For discrete structures there are n exams to check and there are k graders. To guarantee a high quality of grading, every exam may be checked by any number of graders (but always at least by one grader). This means that summed all together, the graders may make up to k*n exam checks. To avoid this, it is required that for each pair of graders there is at most 1 exam that they have both checked. Prove that this rule creates a much better bound of at most ((k+n)^(3/2)+(k+n))/2 exam checks.

Let $N_p$ is number of pairs of graders, $N$ is number of exams checks.
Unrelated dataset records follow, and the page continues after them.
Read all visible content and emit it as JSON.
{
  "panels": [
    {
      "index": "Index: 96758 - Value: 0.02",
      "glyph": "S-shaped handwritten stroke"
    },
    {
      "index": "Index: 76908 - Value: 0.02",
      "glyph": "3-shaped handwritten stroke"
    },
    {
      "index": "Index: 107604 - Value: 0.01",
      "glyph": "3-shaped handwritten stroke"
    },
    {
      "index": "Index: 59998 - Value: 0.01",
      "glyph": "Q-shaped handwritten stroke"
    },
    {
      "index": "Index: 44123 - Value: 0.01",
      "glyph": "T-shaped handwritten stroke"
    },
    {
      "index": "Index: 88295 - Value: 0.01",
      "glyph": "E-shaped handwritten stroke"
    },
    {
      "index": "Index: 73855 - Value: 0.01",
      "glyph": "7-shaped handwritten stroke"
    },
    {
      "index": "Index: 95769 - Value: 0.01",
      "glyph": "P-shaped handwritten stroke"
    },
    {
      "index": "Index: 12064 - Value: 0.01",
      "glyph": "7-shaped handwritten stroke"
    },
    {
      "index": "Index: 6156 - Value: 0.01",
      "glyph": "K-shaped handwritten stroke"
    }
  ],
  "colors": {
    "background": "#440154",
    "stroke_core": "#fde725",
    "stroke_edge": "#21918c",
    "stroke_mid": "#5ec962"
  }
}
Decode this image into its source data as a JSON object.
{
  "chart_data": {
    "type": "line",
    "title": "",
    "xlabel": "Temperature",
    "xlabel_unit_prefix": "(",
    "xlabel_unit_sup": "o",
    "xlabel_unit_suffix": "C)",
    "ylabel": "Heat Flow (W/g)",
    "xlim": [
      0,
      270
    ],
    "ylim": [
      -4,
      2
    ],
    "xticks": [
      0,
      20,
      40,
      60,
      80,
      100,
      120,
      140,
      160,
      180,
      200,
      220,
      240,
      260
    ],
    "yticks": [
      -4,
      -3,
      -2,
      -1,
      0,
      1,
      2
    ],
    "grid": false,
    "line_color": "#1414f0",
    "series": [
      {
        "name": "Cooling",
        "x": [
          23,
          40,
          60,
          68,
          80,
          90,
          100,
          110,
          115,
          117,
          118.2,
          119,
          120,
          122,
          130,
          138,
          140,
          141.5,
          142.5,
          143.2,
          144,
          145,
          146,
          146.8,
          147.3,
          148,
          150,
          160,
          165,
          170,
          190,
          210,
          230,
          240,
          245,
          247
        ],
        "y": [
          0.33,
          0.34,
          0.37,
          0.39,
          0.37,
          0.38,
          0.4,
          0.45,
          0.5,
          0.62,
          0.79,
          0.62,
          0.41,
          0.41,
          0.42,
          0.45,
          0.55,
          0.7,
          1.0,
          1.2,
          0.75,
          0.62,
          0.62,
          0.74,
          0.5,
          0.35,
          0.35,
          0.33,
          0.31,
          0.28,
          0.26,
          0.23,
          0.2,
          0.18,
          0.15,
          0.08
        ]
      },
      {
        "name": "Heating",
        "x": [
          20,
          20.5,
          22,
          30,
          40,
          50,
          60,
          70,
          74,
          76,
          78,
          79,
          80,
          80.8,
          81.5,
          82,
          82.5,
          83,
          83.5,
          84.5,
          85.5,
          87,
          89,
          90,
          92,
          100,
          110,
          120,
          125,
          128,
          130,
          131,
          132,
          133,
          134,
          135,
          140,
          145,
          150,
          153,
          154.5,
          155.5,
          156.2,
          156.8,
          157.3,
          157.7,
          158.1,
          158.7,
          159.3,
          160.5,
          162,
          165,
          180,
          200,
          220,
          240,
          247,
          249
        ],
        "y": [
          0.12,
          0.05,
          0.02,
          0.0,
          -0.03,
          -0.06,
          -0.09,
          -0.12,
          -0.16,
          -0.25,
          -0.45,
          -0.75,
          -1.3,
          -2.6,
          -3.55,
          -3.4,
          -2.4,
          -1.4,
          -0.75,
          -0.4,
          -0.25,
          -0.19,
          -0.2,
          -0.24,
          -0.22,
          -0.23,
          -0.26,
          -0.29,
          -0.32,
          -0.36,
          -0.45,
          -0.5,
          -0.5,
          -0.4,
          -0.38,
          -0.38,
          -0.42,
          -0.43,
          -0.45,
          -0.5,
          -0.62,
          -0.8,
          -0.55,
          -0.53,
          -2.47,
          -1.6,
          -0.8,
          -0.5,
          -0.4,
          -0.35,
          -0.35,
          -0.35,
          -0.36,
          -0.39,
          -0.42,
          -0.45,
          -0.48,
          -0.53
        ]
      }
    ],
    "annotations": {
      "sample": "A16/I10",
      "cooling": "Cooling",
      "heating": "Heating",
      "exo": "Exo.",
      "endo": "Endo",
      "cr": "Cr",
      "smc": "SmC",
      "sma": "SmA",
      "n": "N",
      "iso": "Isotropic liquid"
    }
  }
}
$N_p=C^2_k=\frac{k!}{2(k-2)!}=\frac{k(k-1)}{2}$

We have, by the given rule: $N_p\geq n$

Maximum $N$willbe in case when $N_p=n$

Then: $N=2n=k(k-1)$

We can prove the given formula by induction:

For $k=2$ :

$\frac{(2+1)(\sqrt{2+1}+1)}{2}>N=2$

Let

$(k+n)(\frac{\sqrt{k+n}+1}{2})=(\frac{k(k+1)}{2})(\frac{\sqrt{\frac{k(k+1)}{2}}+1}{2})\geq N=k(k-1)$

Then we have for $k+1$

$(k+1+\frac{k(k+1)}{2})(\frac{\sqrt{k+1+\frac{k(k+1)}{2}}+1}{2})=$

$=(k+1)(\frac{\sqrt{k+1+\frac{k(k+1)}{2}}+1}{2})+\frac{k(k+1)}{2}(\frac{\sqrt{k+1+\frac{k(k+1)}{2}}+1}{2})>N=k(k-1)+2k$

So, the given formula is the upper bound for the maximum of exam checks.